Purpose: The purpose is to get them to like you. Or not exactly to like you, but to think you’re the kind of student they want. But: what kind do they want? Are you sure? (See “audience” above). How can you be successful in achieving a purpose you can’t really know? It’s maddening. And while your purpose it to get them to pick you, you’re also not supposed to name your goal directly. If you’re asking someone on a date, you don’t say “hey, want to come eat with me so I can find out whether you are compatible future sex partner and/or spouse?” Same reason you don’t open your essay with “Please admit me to your university; I am feeling very nervous about it.”


Form: The form isn’t up to you, so you can’t flex it around to align with all the rest of the variables. Someone has decided for you that it shall be of a certain length, in a certain kind of English, entered into a particular form with a pre-set prompt. School often does this, and it’s another site of difficulty.


It’s even more difficult if you have been in classrooms where most writing is about academic content like English literature or economics. When I taught high school seniors, it was not uncommon for them to ask of the college essay, “Am I allowed to use the first person?” when that person was, after all, the topic of the writing. They weren’t stupid of course; however, they had been taught to avoid the first person in the grades before, out of a societal bias toward “facts” as being something other than personal.


It is current graduates, after all, who have been educated under the influence of educational policies so heavy on argumentative writing from textual evidence and so light on personal narrative or on any kind of experiential evidence that the author of the Common Core literacy standards notoriously remarked in its defense that “nobody really gives a shit what you think or feel.” Many college-bound students have been made to feel that the only intelligent writing is analytical writing. And now, when it really counts, they spring personal writing on you?


To work through this mess, here are two words of advice: Information and Pretending.

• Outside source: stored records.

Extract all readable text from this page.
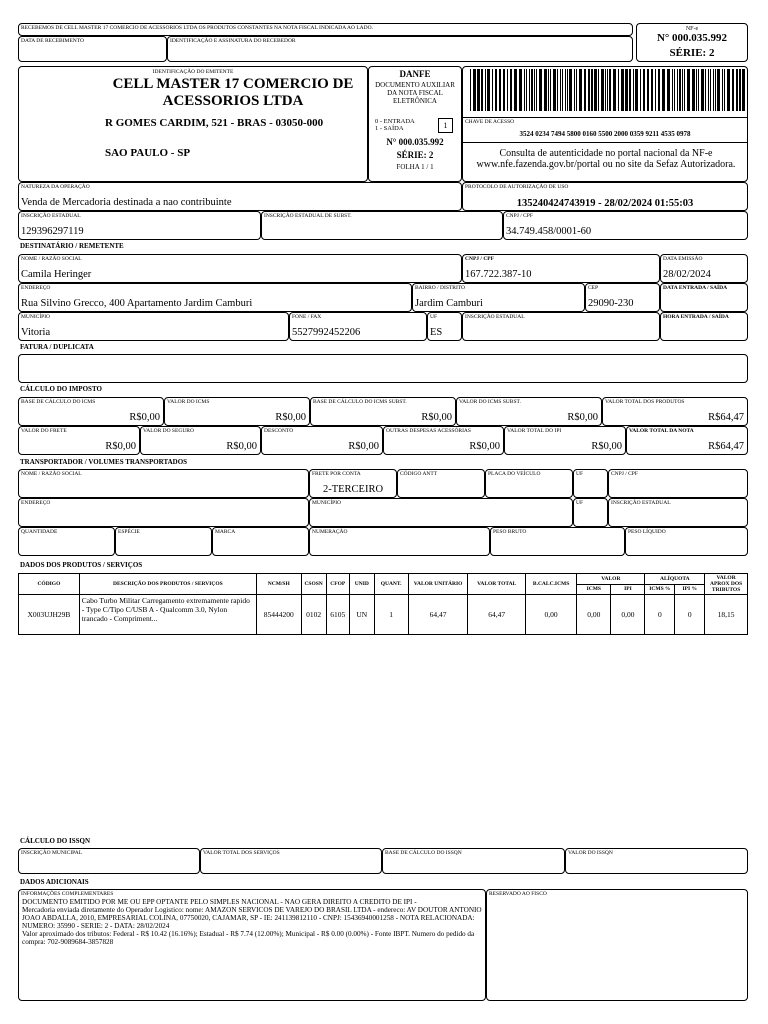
RECEBEMOS DE CELL MASTER 17 COMERCIO DE ACESSORIOS LTDA OS PRODUTOS CONSTANTES NA NOTA FISCAL INDICADA AO LADO.
DATA DE RECEBIMENTO	IDENTIFICAÇÃO E ASSINATURA DO RECEBEDOR
NF-e
N° 000.035.992
SÉRIE: 2
IDENTIFICAÇÃO DO EMITENTE
CELL MASTER 17 COMERCIO DE ACESSORIOS LTDA
R GOMES CARDIM, 521 - BRAS - 03050-000
SAO PAULO - SP
DANFE
DOCUMENTO AUXILIAR DA NOTA FISCAL ELETRÔNICA
0 - ENTRADA
1 - SAÍDA	1
N° 000.035.992
SÉRIE: 2
FOLHA 1 / 1
CHAVE DE ACESSO
3524 0234 7494 5800 0160 5500 2000 0359 9211 4535 0978
Consulta de autenticidade no portal nacional da NF-e www.nfe.fazenda.gov.br/portal ou no site da Sefaz Autorizadora.
NATUREZA DA OPERAÇÃO
Venda de Mercadoria destinada a nao contribuinte
PROTOCOLO DE AUTORIZAÇÃO DE USO
135240424743919 - 28/02/2024 01:55:03
INSCRIÇÃO ESTADUAL
129396297119
INSCRIÇÃO ESTADUAL DE SUBST.	CNPJ / CPF
34.749.458/0001-60
DESTINATÁRIO / REMETENTE
NOME / RAZÃO SOCIAL
Camila Heringer
CNPJ / CPF
167.722.387-10
DATA EMISSÃO
28/02/2024
ENDEREÇO
Rua Silvino Grecco, 400 Apartamento Jardim Camburi
BAIRRO / DISTRITO
Jardim Camburi
CEP
29090-230
DATA ENTRADA / SAÍDA
MUNICÍPIO
Vitoria
FONE / FAX
5527992452206
UF
ES
INSCRIÇÃO ESTADUAL	HORA ENTRADA / SAÍDA
FATURA / DUPLICATA
CÁLCULO DO IMPOSTO
BASE DE CÁLCULO DO ICMS
R$0,00
VALOR DO ICMS
R$0,00
BASE DE CÁLCULO DO ICMS SUBST.
R$0,00
VALOR DO ICMS SUBST.
R$0,00
VALOR TOTAL DOS PRODUTOS
R$64,47
VALOR DO FRETE
R$0,00
VALOR DO SEGURO
R$0,00
DESCONTO
R$0,00
OUTRAS DESPESAS ACESSÓRIAS
R$0,00
VALOR TOTAL DO IPI
R$0,00
VALOR TOTAL DA NOTA
R$64,47
TRANSPORTADOR / VOLUMES TRANSPORTADOS
NOME / RAZÃO SOCIAL	FRETE POR CONTA
2-TERCEIRO
CÓDIGO ANTT	PLACA DO VEÍCULO	UF	CNPJ / CPF
ENDEREÇO	MUNICÍPIO	UF	INSCRIÇÃO ESTADUAL
QUANTIDADE	ESPÉCIE	MARCA	NUMERAÇÃO	PESO BRUTO	PESO LÍQUIDO
DADOS DOS PRODUTOS / SERVIÇOS
CÓDIGO	DESCRIÇÃO DOS PRODUTOS / SERVIÇOS	NCM/SH	CSOSN	CFOP	UNID	QUANT.	VALOR UNITÁRIO	VALOR TOTAL	B.CALC.ICMS	VALOR		ALÍQUOTA		VALOR APROX DOS TRIBUTOS
										ICMS	IPI	ICMS %	IPI %	
X003UJH29B	Cabo Turbo Militar Carregamento extremamente rapido - Type C/Tipo C/USB A - Qualcomm 3.0, Nylon trancado - Compriment...	85444200	0102	6105	UN	1	64,47	64,47	0,00	0,00	0,00	0	0	18,15
CÁLCULO DO ISSQN
INSCRIÇÃO MUNICIPAL	VALOR TOTAL DOS SERVIÇOS	BASE DE CÁLCULO DO ISSQN	VALOR DO ISSQN
DADOS ADICIONAIS
INFORMAÇÕES COMPLEMENTARES
DOCUMENTO EMITIDO POR ME OU EPP OPTANTE PELO SIMPLES NACIONAL - NAO GERA DIREITO A CREDITO DE IPI -
Mercadoria enviada diretamente do Operador Logistico: nome: AMAZON SERVICOS DE VAREJO DO BRASIL LTDA - endereco: AV DOUTOR ANTONIO JOAO ABDALLA, 2010, EMPRESARIAL COLINA, 07750020, CAJAMAR, SP - IE: 241139812110 - CNPJ: 15436940001258 - NOTA RELACIONADA: NUMERO: 35990 - SERIE: 2 - DATA: 28/02/2024
Valor aproximado dos tributos: Federal - R$ 10.42 (16.16%); Estadual - R$ 7.74 (12.00%); Municipal - R$ 0.00 (0.00%) - Fonte IBPT. Numero do pedido da compra: 702-9089684-3857828
RESERVADO AO FISCO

Remember, feelings are a source of information for you, about you. Spend intentional time noticing what emotions, exactly, are in play as you approach, draft, and revise college admissions essays. What is happening in your body when you think about them, when you sit at your computer to write them, when you read what you have written? What voices are in your mind as you write it—supportive voices cheering you on, judgmental voices criticizing it before you’ve even written it, a mixture of voices? What do these feelings say about you and the moment you are in? A body scan meditation can help. So can an unfiltered “brain dump” where you just get all the feelings out in front of you. Knowing and accepting whatever emotions are there is a big step for moving forward.


Second is pretending. I mentioned in my last post how pretending could help with abstraction, and it also helps with writing amidst strong emotions. Imagine the situation into something joyful or at least something less scary. Maybe you imagine, in place of your real audience of strangers, an adult you do know who can stand in for them in your mind. Maybe you’re lucky enough to have had a teacher or mentor who regards you generously and is rooting for you. Pretend that person just got a job in admissions.


Better yet is to pretend you’ve already been admitted, and now you’re just sitting in a room with the people who chose you. They want to know you better. Or pretend that you know exactly what they are looking for, and it happens to be someone with exactly your characteristics, background, and ideas. Now the task is a descriptive one: the question of whether you’re a match is solved and it’s just a matter of showing them how. Be Simone Biles explaining how she got interested in gymnastics. Be Shakespeare talking about why he wrote all those plays. This kind of pretending shifts your focus from proving yourself (which is an unwinnable headgame) to actually communicating clearly (which is actually critically important).


When you let your emotions tell you what makes the writing challenging, you can use your creative mind to alter the writing situation responsively to those emotions. You still won’t come away saying college admissions essays are easy to write. Almost no important writing is easy. Yet you just may find it more rewarding.